The acquisition and release of an uncontended default/normal pthread mutex
on FreeBSD is suprisingly slow, e.g., pthread wrlocks and binary semaphores
both exhibit roughly 33% lower latency, while default/normal mutexes
on that other OS exhibit roughly 67% lower latency than FreeBSD. This
might be explained by the fact that (AFAICT) in the best case to acquire
an uncontended mutex on the other OS it need touch only 1 page and read/modify
only 1 cacheline, whereas on FreeBSD we need to touch at least 4 pages,
read 6 cachelines, and modify at least 4 cachelines.
This patch does not address the pthread mutex architecture. Instead, it
improves performance by adding the __always_inline attribute to mutex_lock_common()
and mutex_unlock_common() to encourage constant folding and propagation, thereby
lowering the latency to acquire and release a mutex due to a shorter code
path with fewer compares, jumps, and mispredicts.

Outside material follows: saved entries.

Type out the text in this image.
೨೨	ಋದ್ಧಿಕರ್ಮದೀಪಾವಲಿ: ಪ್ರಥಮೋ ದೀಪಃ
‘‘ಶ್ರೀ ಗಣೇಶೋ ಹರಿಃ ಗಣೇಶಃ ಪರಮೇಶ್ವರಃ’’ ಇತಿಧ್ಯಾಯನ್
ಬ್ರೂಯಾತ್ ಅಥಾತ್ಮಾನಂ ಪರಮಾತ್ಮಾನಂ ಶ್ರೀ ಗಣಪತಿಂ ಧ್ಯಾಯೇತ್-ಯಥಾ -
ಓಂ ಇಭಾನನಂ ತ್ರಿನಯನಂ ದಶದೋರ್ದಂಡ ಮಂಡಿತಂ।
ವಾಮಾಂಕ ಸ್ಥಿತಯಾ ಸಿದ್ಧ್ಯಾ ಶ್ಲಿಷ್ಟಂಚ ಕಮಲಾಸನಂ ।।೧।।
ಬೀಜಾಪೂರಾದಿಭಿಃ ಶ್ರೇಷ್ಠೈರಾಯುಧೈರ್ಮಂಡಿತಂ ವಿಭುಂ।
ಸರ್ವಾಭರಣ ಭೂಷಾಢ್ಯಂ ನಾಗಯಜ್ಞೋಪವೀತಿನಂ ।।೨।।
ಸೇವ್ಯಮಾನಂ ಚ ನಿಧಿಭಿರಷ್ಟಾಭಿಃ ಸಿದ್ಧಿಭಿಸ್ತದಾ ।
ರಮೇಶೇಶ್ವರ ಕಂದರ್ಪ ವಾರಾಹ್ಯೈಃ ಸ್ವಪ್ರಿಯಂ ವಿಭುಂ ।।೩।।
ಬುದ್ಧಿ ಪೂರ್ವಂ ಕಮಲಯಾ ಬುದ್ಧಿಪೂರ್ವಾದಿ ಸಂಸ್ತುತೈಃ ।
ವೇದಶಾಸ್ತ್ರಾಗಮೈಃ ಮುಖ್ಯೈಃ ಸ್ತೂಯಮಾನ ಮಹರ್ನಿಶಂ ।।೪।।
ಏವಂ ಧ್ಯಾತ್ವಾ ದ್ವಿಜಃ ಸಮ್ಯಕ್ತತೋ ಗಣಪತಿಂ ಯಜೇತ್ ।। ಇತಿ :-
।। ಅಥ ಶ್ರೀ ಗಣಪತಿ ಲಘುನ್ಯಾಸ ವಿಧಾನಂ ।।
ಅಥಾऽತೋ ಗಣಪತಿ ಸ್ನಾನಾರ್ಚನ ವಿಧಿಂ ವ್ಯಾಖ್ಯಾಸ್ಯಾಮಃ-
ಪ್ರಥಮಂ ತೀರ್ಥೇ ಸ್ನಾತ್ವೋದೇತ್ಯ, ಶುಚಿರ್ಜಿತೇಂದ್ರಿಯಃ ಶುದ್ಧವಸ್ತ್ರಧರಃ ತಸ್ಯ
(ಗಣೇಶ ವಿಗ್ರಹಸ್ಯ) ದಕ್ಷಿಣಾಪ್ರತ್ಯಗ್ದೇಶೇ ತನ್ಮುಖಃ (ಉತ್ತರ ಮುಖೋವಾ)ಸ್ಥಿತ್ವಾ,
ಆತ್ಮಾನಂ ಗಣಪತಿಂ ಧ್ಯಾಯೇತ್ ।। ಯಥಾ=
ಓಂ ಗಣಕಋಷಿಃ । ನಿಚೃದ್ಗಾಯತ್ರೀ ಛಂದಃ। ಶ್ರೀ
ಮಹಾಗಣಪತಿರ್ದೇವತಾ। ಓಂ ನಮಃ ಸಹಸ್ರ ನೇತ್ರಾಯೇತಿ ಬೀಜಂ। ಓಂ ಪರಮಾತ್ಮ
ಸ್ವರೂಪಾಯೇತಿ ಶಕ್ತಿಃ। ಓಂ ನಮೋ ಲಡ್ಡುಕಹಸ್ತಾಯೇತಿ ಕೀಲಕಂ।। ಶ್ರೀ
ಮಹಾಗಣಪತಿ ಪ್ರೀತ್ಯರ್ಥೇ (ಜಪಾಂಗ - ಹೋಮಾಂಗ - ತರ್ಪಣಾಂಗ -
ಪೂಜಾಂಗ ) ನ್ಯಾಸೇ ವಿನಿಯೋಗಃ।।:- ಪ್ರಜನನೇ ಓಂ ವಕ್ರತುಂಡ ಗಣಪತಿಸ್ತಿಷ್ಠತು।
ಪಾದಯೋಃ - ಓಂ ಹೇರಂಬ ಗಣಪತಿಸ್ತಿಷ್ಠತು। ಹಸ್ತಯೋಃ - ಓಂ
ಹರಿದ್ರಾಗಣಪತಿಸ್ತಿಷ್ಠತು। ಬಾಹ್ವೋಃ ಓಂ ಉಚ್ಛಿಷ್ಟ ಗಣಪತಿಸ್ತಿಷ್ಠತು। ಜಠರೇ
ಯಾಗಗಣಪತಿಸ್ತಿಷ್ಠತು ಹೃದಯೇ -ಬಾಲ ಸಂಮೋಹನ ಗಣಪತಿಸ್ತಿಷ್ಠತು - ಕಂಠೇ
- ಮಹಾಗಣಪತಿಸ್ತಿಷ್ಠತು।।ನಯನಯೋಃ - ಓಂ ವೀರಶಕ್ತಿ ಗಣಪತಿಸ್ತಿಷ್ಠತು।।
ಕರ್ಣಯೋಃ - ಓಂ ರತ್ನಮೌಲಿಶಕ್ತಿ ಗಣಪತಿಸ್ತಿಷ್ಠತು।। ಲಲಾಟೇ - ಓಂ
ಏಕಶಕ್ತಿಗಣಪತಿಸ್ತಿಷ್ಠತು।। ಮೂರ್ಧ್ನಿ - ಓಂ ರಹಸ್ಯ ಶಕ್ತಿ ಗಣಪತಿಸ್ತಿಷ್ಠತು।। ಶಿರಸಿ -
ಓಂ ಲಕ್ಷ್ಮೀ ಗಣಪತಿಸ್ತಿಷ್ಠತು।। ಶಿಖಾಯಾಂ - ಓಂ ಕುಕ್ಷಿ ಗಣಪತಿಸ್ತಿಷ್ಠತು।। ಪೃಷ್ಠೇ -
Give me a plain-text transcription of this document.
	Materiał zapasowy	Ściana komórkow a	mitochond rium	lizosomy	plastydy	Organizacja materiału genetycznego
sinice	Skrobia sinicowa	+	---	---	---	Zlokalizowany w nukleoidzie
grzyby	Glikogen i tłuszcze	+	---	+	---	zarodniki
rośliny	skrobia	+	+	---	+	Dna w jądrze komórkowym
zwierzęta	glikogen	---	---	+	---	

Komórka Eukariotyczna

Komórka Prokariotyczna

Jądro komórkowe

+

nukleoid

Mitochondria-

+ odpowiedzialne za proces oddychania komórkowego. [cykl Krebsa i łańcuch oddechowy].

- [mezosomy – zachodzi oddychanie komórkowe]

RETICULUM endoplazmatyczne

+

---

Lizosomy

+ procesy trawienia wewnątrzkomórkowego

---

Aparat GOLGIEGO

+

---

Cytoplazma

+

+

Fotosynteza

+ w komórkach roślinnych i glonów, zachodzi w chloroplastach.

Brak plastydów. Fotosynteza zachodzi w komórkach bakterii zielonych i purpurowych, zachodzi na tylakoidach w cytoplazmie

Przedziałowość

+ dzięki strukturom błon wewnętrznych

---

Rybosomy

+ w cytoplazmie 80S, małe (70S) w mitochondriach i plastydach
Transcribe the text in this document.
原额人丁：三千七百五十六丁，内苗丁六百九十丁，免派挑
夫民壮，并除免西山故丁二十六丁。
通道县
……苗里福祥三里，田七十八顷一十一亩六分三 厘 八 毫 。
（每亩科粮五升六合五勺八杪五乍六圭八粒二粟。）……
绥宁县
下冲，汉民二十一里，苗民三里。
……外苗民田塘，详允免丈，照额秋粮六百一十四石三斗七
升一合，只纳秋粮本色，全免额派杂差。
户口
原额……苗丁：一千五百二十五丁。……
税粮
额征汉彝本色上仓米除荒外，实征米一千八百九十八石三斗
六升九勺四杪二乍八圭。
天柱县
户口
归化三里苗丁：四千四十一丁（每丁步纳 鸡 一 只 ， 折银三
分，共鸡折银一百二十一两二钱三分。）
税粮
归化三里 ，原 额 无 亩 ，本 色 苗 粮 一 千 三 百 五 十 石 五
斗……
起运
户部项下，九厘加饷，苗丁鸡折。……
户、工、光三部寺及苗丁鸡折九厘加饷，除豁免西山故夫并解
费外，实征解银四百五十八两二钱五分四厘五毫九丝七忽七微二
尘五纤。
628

With this patch on a stock build I see a reduction in latency of roughly 7%
for default/normal mutexes, and 17% for robust mutexes. When built without
PTHREADS_ASSERTIONS enabled I see a reduction in latency of roughly 15% and
26%, respectively. Suprisingly, I see similar reductions in latency
for heavily contended mutexes.
By default, this patch increases the size of libthr.so.3 by 2448 bytes, but
when built without PTHREAD_ASSERTIONS enabled it only increases by 448 bytes.